The social and genetic connections that bind orcas in the wild are intense. There's breeding between the Puget Sound pods. Sometimes they'll all come together at once and go through a distinctive greeting ceremony before mixing. But they will have absolutely nothing to do with the genetically distinct, transient killer whales that sometimes pass through their waters. (Transients travel in much smaller groups over vast distances and mostly feed on marine mammals instead of fish.) "When you get born into the family, you are always in the family. You don't have a house or a home that is your location," says Balcomb. "The group is your home, and your whole identity is with your group." Aggression between members of a pod almost never occurs in the wild, he adds.

Puget Sound is small enough that Balcomb used to run into Goldsberry from time to time. Despite their differences, the two men would talk killer whales, drink Crown Royal, and trade stories. Today, Goldsberry, 76, lives about 100 miles away, in a small, ground-level condo near Sea-Tac Airport. His only water view is of a man-made lake, and when I go to see him he's busy drilling a walrus tusk that's been made into a cribbage board. Goldsberry has a square head, with close-cropped white hair. His health is fragile and he has an oxygen tube clipped to his nose. But he still has the beefy arms of a waterman, and he appears unmoved by the controversy of his hunting days. "We showed the world that killer whales were good animals and all of a sudden people said, 'Hey, leave these animals alone,'" he says, sipping a mug of vodka and ice. "I had to make a living."
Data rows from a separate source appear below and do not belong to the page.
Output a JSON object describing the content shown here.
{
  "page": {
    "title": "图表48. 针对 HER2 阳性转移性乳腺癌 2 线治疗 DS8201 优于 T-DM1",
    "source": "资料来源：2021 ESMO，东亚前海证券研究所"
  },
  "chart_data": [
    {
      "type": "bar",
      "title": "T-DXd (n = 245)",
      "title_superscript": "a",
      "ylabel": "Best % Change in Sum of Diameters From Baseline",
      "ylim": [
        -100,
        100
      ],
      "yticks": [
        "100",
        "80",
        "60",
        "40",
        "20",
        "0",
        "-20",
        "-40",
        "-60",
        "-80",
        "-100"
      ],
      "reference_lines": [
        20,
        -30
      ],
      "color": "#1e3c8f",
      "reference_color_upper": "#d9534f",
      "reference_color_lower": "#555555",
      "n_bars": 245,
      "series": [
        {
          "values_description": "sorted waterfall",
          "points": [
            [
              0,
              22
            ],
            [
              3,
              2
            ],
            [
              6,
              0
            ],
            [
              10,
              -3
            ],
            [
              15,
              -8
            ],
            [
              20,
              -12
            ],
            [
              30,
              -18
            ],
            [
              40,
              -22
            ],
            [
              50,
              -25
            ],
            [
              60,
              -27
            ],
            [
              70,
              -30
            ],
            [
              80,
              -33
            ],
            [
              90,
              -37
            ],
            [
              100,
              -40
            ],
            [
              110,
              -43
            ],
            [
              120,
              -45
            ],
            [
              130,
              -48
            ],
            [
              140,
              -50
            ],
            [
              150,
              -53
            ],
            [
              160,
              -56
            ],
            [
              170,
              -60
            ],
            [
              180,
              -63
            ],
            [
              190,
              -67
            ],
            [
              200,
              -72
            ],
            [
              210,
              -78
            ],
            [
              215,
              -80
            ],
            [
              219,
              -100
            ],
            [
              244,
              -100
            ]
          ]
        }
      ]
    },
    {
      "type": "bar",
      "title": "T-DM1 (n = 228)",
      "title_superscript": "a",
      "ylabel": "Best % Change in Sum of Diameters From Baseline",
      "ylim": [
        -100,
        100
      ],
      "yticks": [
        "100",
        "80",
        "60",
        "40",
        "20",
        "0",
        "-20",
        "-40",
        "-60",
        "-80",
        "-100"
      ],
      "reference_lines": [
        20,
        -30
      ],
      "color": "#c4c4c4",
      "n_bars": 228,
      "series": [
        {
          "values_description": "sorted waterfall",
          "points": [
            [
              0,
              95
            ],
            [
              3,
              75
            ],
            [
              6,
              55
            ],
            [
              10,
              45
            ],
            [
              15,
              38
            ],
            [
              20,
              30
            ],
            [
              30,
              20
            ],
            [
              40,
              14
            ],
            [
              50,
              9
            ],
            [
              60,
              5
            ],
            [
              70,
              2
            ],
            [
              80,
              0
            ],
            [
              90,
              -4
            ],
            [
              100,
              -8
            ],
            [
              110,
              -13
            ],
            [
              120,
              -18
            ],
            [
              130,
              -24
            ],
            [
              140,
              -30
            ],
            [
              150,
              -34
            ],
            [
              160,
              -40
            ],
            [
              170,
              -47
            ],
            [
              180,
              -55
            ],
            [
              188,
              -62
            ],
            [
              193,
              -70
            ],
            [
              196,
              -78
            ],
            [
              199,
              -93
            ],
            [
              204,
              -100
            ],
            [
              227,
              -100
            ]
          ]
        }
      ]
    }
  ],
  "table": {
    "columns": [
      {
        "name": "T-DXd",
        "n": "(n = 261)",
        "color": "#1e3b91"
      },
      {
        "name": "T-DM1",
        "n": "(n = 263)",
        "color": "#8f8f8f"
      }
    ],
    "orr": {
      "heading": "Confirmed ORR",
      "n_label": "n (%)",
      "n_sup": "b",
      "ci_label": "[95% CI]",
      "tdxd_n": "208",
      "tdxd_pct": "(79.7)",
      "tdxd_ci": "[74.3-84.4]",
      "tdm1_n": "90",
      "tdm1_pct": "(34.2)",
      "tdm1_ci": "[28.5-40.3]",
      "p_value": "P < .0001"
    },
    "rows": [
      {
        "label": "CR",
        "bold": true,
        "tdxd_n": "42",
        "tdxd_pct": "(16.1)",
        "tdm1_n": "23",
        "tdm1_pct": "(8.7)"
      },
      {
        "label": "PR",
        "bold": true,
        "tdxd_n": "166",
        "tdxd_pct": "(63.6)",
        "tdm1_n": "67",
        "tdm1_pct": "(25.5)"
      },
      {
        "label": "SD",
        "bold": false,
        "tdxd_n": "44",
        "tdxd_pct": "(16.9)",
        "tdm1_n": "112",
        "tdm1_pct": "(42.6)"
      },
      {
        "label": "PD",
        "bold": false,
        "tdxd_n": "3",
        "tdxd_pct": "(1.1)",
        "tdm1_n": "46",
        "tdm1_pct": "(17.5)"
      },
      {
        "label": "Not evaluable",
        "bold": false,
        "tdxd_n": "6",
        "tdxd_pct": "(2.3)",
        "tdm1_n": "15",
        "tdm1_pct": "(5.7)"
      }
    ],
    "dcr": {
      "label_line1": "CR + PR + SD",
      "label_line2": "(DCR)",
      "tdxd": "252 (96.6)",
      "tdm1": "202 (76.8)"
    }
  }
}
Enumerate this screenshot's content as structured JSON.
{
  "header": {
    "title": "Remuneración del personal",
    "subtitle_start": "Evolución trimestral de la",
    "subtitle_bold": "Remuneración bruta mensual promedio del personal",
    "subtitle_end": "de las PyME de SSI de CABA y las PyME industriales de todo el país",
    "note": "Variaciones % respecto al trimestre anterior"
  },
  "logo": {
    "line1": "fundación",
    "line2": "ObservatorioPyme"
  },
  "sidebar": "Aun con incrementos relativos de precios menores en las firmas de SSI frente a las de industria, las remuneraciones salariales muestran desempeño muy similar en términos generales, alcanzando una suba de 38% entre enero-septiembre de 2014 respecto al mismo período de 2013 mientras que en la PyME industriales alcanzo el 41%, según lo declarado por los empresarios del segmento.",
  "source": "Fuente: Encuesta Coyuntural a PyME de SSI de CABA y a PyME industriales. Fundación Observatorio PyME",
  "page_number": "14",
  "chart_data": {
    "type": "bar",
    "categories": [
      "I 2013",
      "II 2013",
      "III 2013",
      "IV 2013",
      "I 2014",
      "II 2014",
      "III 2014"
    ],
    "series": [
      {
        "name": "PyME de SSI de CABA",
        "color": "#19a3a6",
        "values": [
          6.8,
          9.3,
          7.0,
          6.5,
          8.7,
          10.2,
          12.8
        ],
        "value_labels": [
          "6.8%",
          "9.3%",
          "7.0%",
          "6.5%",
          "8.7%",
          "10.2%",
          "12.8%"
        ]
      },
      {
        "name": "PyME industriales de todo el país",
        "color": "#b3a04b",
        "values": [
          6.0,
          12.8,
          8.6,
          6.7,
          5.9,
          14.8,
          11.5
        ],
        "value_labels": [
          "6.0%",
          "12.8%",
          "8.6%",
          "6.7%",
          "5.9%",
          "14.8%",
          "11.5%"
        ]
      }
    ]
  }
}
Goldsberry has mostly kept his mouth shut about his work for SeaWorld and doesn't much like talking to reporters. "I'm only speaking with you because those idiots out there, mainly the politicians, want to release all the killer whales," he growls. "You might as well put a gun to the whales' heads." He spends the next couple of hours telling me about his cowboy days in the orca business: how he helped build the global trade, how he kept one step ahead of Greenpeace and activists, and how he battled the media, dropping one TV newsman's camera into the water, asking, "I wonder if this floats?"

Goldsberry says he always got the resources he needed to keep the killer whales coming, and developed relationships with other marine parks around the world, which would often hold killer whales for him, many of which would eventually end up at SeaWorld. (Balcomb calls it Goldsberry's "whale laundry.") "I would go into SeaWorld and say, 'I need a quarter of a million' or 'a half-million dollars,' and they put it in my suitcase," he says with a grin. "It was good, catching animals. It was exciting. I was the best in the world. There is no question about it."